Bloomberg’s Commodity “Plunge” Misreporting

June 3, 2010

Avid viewers and readers of Bloomberg, like myself, may have noticed a recent article “Commodities’ Biggest Drop Since Lehman Is A Bear Signal”. They use a little-quoted index of commodities, the “Journal of Commerce Industrial Price Commodity Smoothed Price Index”, claim that it “reflects clearer signs of supply on demand because half the items it tracks don’t trade on exchanges used by speculators” and cite a 57% “plunge” in May!

For me, as a commodity researcher, this seems like huge news. Bloomberg seems to be saying that real-world, unmanipulated commodity prices have halved in a month, and speculator’s presence in the bigger markets is hiding this ‘reality’ from investors. Right?

Absolutely wrong. Dangerous misreporting, Bloomberg. I now see people picking up this story around the world on their blogs and suggesting this may be a time to sell investments.

The Bloomberg TV report (I’m trying to get a screen capture, but can’t find the video archive) even compounds this error by showing this -57% figure underneath daily and monthly prices changes for other assets such as WTI crude oil.
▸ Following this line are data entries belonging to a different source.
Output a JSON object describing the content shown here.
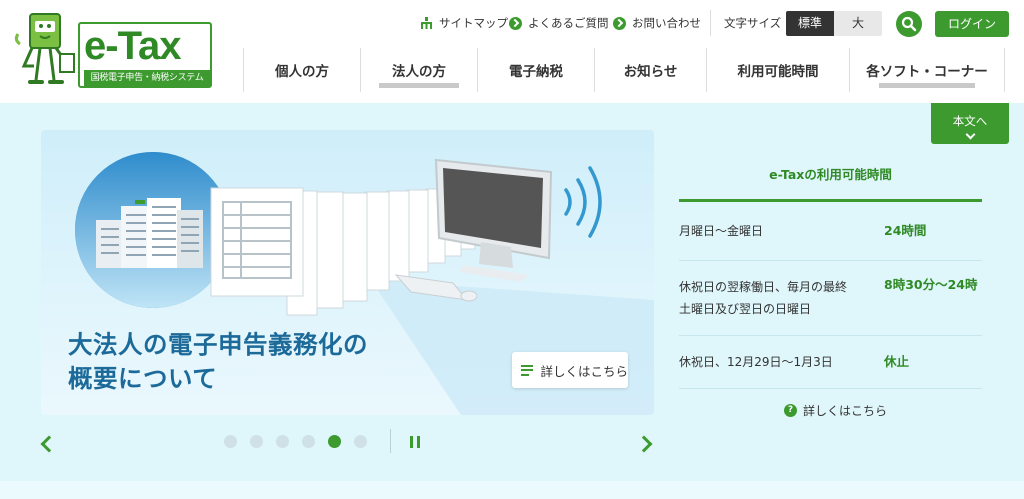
{
  "logo": {
    "text": "e-Tax",
    "subtitle": "国税電子申告・納税システム"
  },
  "utility": {
    "sitemap": "サイトマップ",
    "faq": "よくあるご質問",
    "contact": "お問い合わせ",
    "font_size_label": "文字サイズ",
    "font_std": "標準",
    "font_big": "大",
    "login": "ログイン"
  },
  "nav": [
    {
      "label": "個人の方",
      "active": false
    },
    {
      "label": "法人の方",
      "active": true
    },
    {
      "label": "電子納税",
      "active": false
    },
    {
      "label": "お知らせ",
      "active": false
    },
    {
      "label": "利用可能時間",
      "active": false
    },
    {
      "label": "各ソフト・コーナー",
      "active": true
    }
  ],
  "to_content": "本文へ",
  "banner": {
    "title_line1": "大法人の電子申告義務化の",
    "title_line2": "概要について",
    "more": "詳しくはこちら"
  },
  "carousel": {
    "slides": 6,
    "active_index": 4
  },
  "availability": {
    "title": "e-Taxの利用可能時間",
    "rows": [
      {
        "day": "月曜日～金曜日",
        "time": "24時間"
      },
      {
        "day_line1": "休祝日の翌稼働日、毎月の最終",
        "day_line2": "土曜日及び翌日の日曜日",
        "time": "8時30分～24時"
      },
      {
        "day": "休祝日、12月29日～1月3日",
        "time": "休止"
      }
    ],
    "more": "詳しくはこちら"
  },
  "colors": {
    "brand_green": "#3c9a2f",
    "banner_text": "#1c6a99",
    "main_bg": "#dff6fb"
  }
}
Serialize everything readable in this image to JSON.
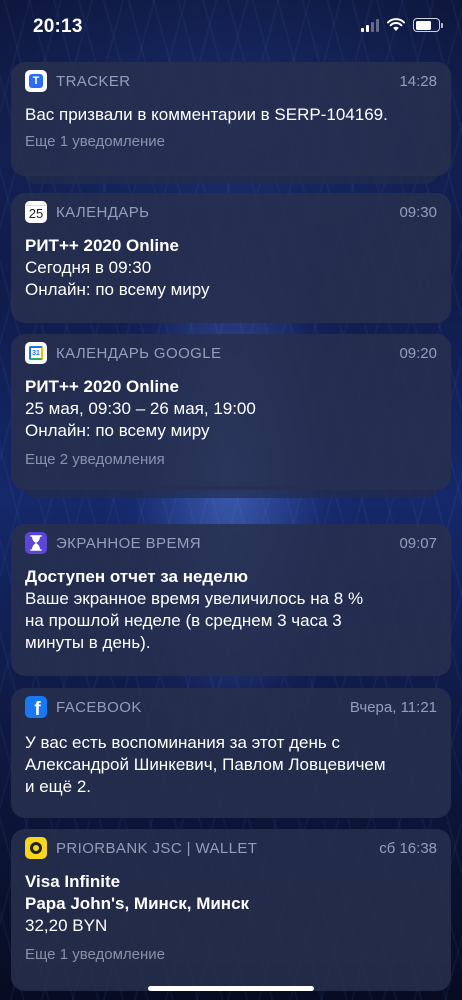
{
  "status_bar": {
    "time": "20:13"
  },
  "notifications": [
    {
      "app": "TRACKER",
      "icon": "tracker-icon",
      "time": "14:28",
      "lines": [
        "Вас призвали в комментарии в SERP-104169."
      ],
      "more": "Еще 1 уведомление"
    },
    {
      "app": "КАЛЕНДАРЬ",
      "icon": "calendar-icon",
      "icon_text": "25",
      "time": "09:30",
      "title": "РИТ++ 2020 Online",
      "lines": [
        "Сегодня в 09:30",
        "Онлайн: по всему миру"
      ]
    },
    {
      "app": "КАЛЕНДАРЬ GOOGLE",
      "icon": "google-calendar-icon",
      "icon_text": "31",
      "time": "09:20",
      "title": "РИТ++ 2020 Online",
      "lines": [
        "25 мая, 09:30 – 26 мая, 19:00",
        "Онлайн: по всему миру"
      ],
      "more": "Еще 2 уведомления"
    },
    {
      "app": "ЭКРАННОЕ ВРЕМЯ",
      "icon": "hourglass-icon",
      "time": "09:07",
      "title": "Доступен отчет за неделю",
      "lines": [
        "Ваше экранное время увеличилось на 8 %",
        "на прошлой неделе (в среднем 3 часа 3",
        "минуты в день)."
      ]
    },
    {
      "app": "FACEBOOK",
      "icon": "facebook-icon",
      "icon_text": "f",
      "time": "Вчера, 11:21",
      "lines": [
        "У вас есть воспоминания за этот день с",
        "Александрой Шинкевич, Павлом Ловцевичем",
        "и ещё 2."
      ]
    },
    {
      "app": "PRIORBANK JSC | WALLET",
      "icon": "priorbank-icon",
      "time": "сб 16:38",
      "title": "Visa Infinite",
      "title2": "Papa John's, Минск, Минск",
      "lines": [
        "32,20 BYN"
      ],
      "more": "Еще 1 уведомление"
    }
  ]
}
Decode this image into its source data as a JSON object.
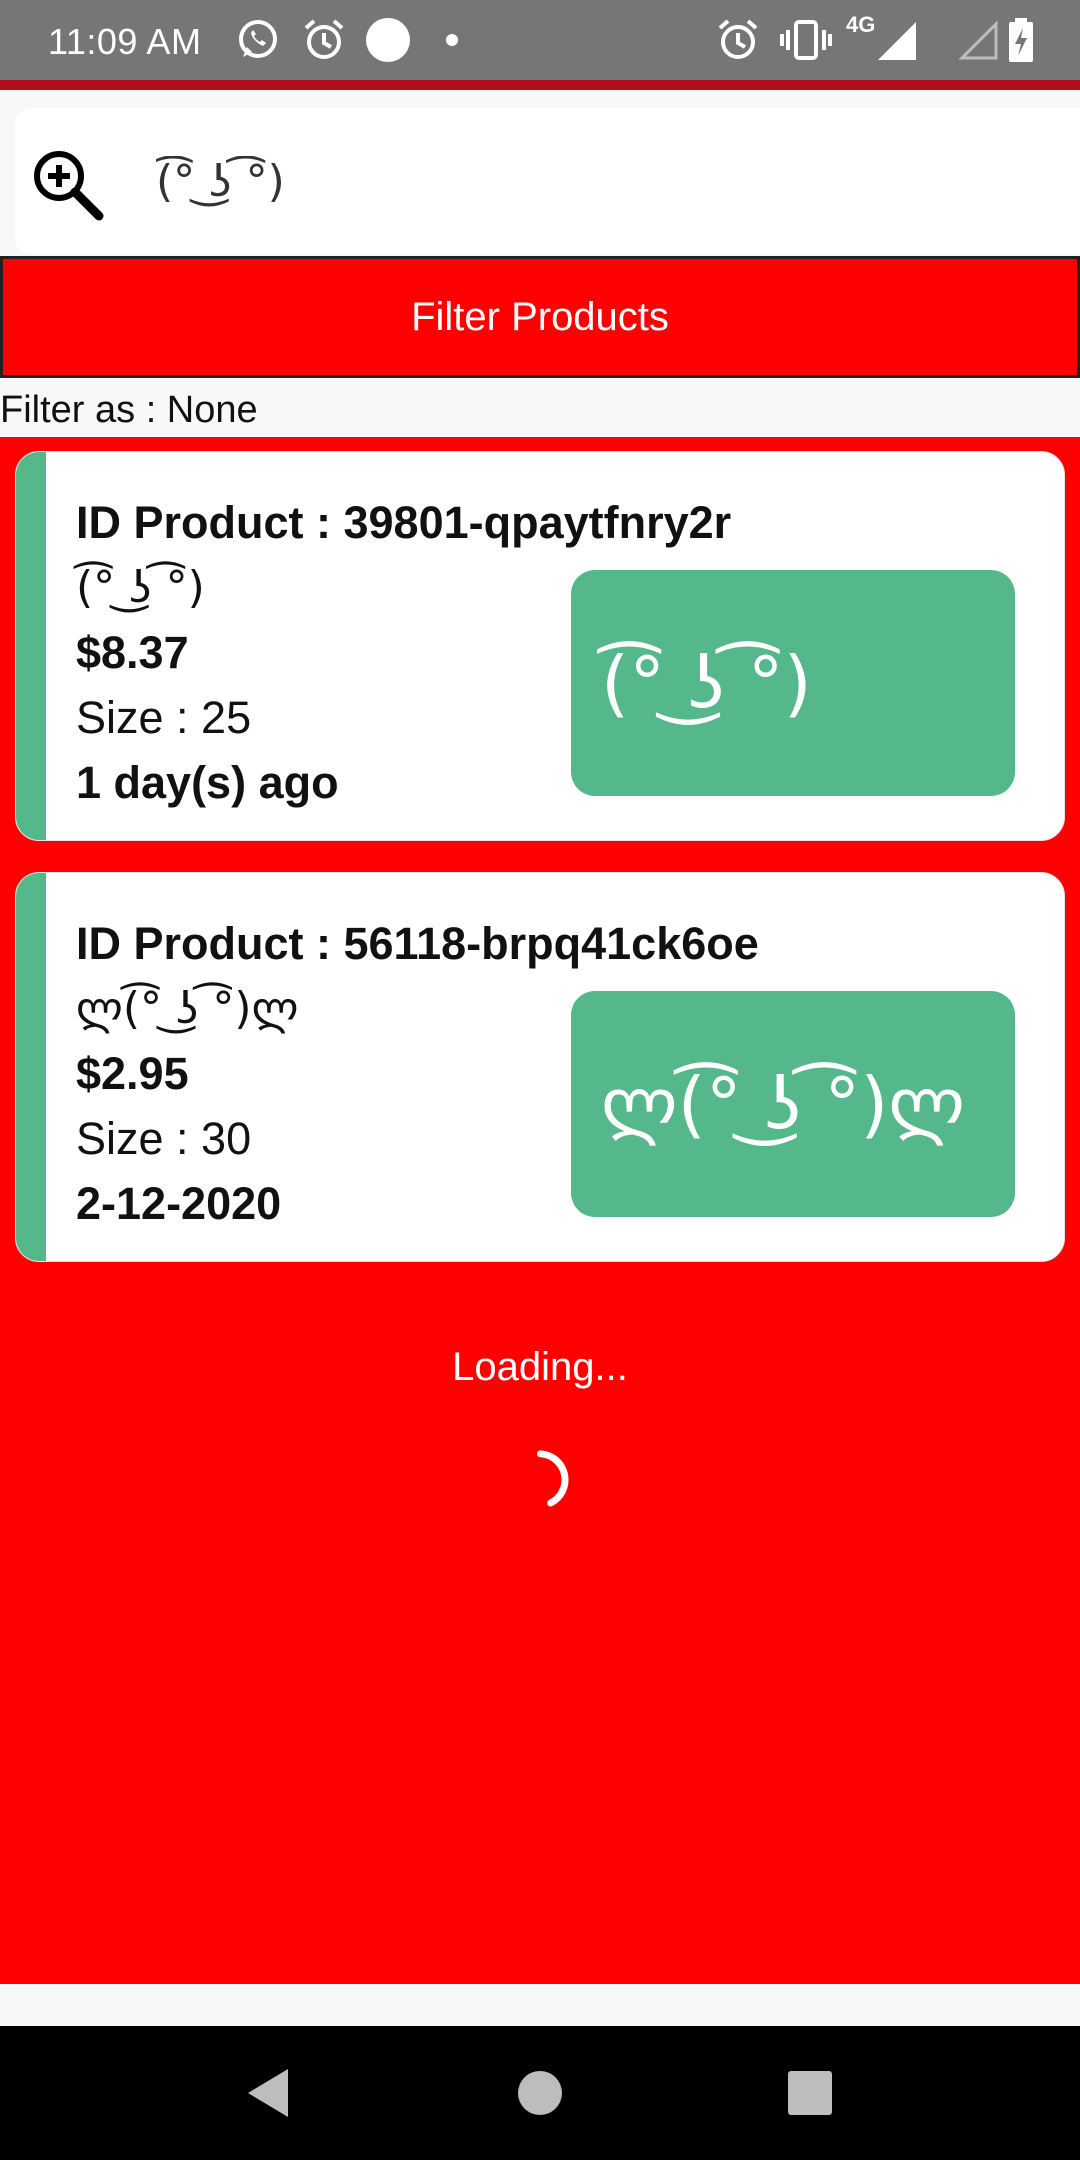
{
  "status_bar": {
    "time": "11:09 AM",
    "network": "4G",
    "icons": [
      "whatsapp-icon",
      "alarm-icon",
      "notification-dot-icon",
      "more-dot-icon",
      "alarm-icon",
      "vibrate-icon",
      "signal-icon",
      "signal-empty-icon",
      "battery-charging-icon"
    ]
  },
  "search": {
    "value": "(͡° ͜ʖ ͡°)",
    "icon": "zoom-in-icon"
  },
  "filter": {
    "button_label": "Filter Products",
    "status": "Filter as : None"
  },
  "products": [
    {
      "id_label": "ID Product : 39801-qpaytfnry2r",
      "name": "(͡° ͜ʖ ͡°)",
      "price": "$8.37",
      "size": "Size : 25",
      "date": "1 day(s) ago",
      "thumb_text": "(͡° ͜ʖ ͡°)"
    },
    {
      "id_label": "ID Product : 56118-brpq41ck6oe",
      "name": "ლ(͡° ͜ʖ ͡°)ლ",
      "price": "$2.95",
      "size": "Size : 30",
      "date": "2-12-2020",
      "thumb_text": "ლ(͡° ͜ʖ ͡°)ლ"
    }
  ],
  "loading": {
    "text": "Loading..."
  },
  "colors": {
    "list_background": "#ff0000",
    "card_accent": "#55b88b",
    "status_bar": "#767676",
    "accent_line": "#b0101a"
  },
  "nav": {
    "buttons": [
      "back-icon",
      "home-icon",
      "recents-icon"
    ]
  }
}
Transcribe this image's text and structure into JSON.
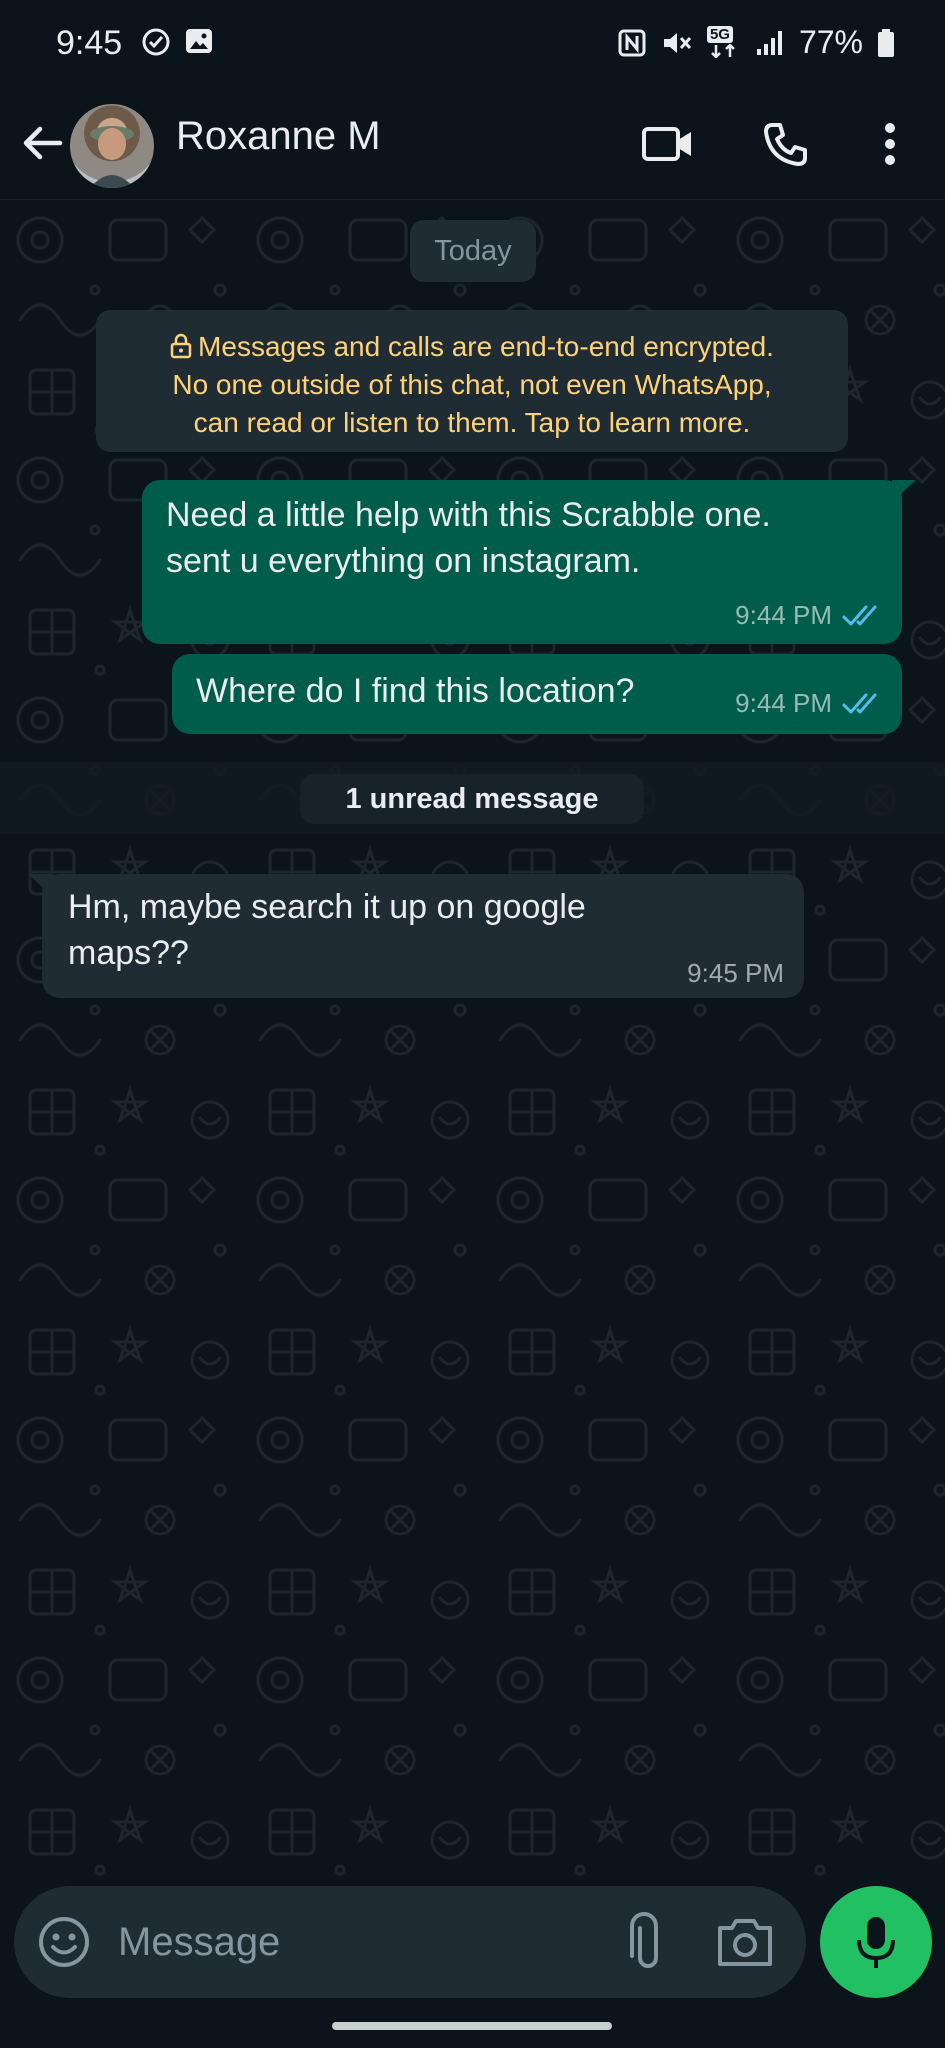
{
  "status_bar": {
    "time": "9:45",
    "network": "5G",
    "battery": "77%",
    "icons": [
      "check-circle-icon",
      "gallery-icon",
      "nfc-icon",
      "mute-icon",
      "5g-icon",
      "signal-icon",
      "battery-icon"
    ]
  },
  "header": {
    "contact_name": "Roxanne M",
    "icons": [
      "back-arrow-icon",
      "video-call-icon",
      "voice-call-icon",
      "more-options-icon"
    ]
  },
  "chat": {
    "date_chip": "Today",
    "encryption_notice": "Messages and calls are end-to-end encrypted. No one outside of this chat, not even WhatsApp, can read or listen to them. Tap to learn more.",
    "encryption_lines": [
      "Messages and calls are end-to-end encrypted.",
      "No one outside of this chat, not even WhatsApp,",
      "can read or listen to them. Tap to learn more."
    ],
    "messages": [
      {
        "direction": "outgoing",
        "lines": [
          "Need a little help with this Scrabble one.",
          "sent u everything on instagram."
        ],
        "time": "9:44 PM",
        "status": "read"
      },
      {
        "direction": "outgoing",
        "lines": [
          "Where do I find this location?"
        ],
        "time": "9:44 PM",
        "status": "read"
      },
      {
        "direction": "incoming",
        "lines": [
          "Hm, maybe search it up on google",
          "maps??"
        ],
        "time": "9:45 PM"
      }
    ],
    "unread_label": "1 unread message"
  },
  "composer": {
    "placeholder": "Message",
    "icons": [
      "emoji-icon",
      "attach-icon",
      "camera-icon",
      "mic-icon"
    ]
  },
  "colors": {
    "background": "#0b141a",
    "outgoing_bubble": "#005c4b",
    "incoming_bubble": "#1f2c34",
    "encryption_text": "#ffd279",
    "read_ticks": "#53bdeb",
    "mic_button": "#21c063"
  }
}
First lesson, go to the source and understand your data. Bloomberg, quote the “Journal of Commerce Industrial Price Commodity Smoothed Price Index” as being at 60.56 at the end of April 2010, and 25.97 at the end of May 2010. That’s a drop of 57%, as they state.

So, what is this index measuring? And, how can a commodity price index be negative, as it was in July 2009? The main problem, it’s not a price index! It measures the year-on-year growth, as a percentage, of the tracked commodity prices over the previous year. Confusingly, the Bloomberg page states “the base rate of this index is 2006=100”. To me, this bit is plain wrong. A quick bit of charting shows the index varied between 0 and around 25 during 2006.

So, what the index really tells us, is that the commodities prices tracked by the index grew 60% between April 2009 and April 2010, but only 26% between May 2009 and May 2010. Another way of expressing this, far more fairly, would be:

“Commodity Price Growth reduces to 26% p.a.”

That’s the real story. There’s a huge difference between a growth-rate index and a price index. Reporting the change in a growth-rate index (itself a percentage) by dividing and quoting this as another percentage makes no sense. If inflation goes from 5% one month to 4%, is inflation -20%? No.

Rein in your sensationalist reporters, Bloomberg.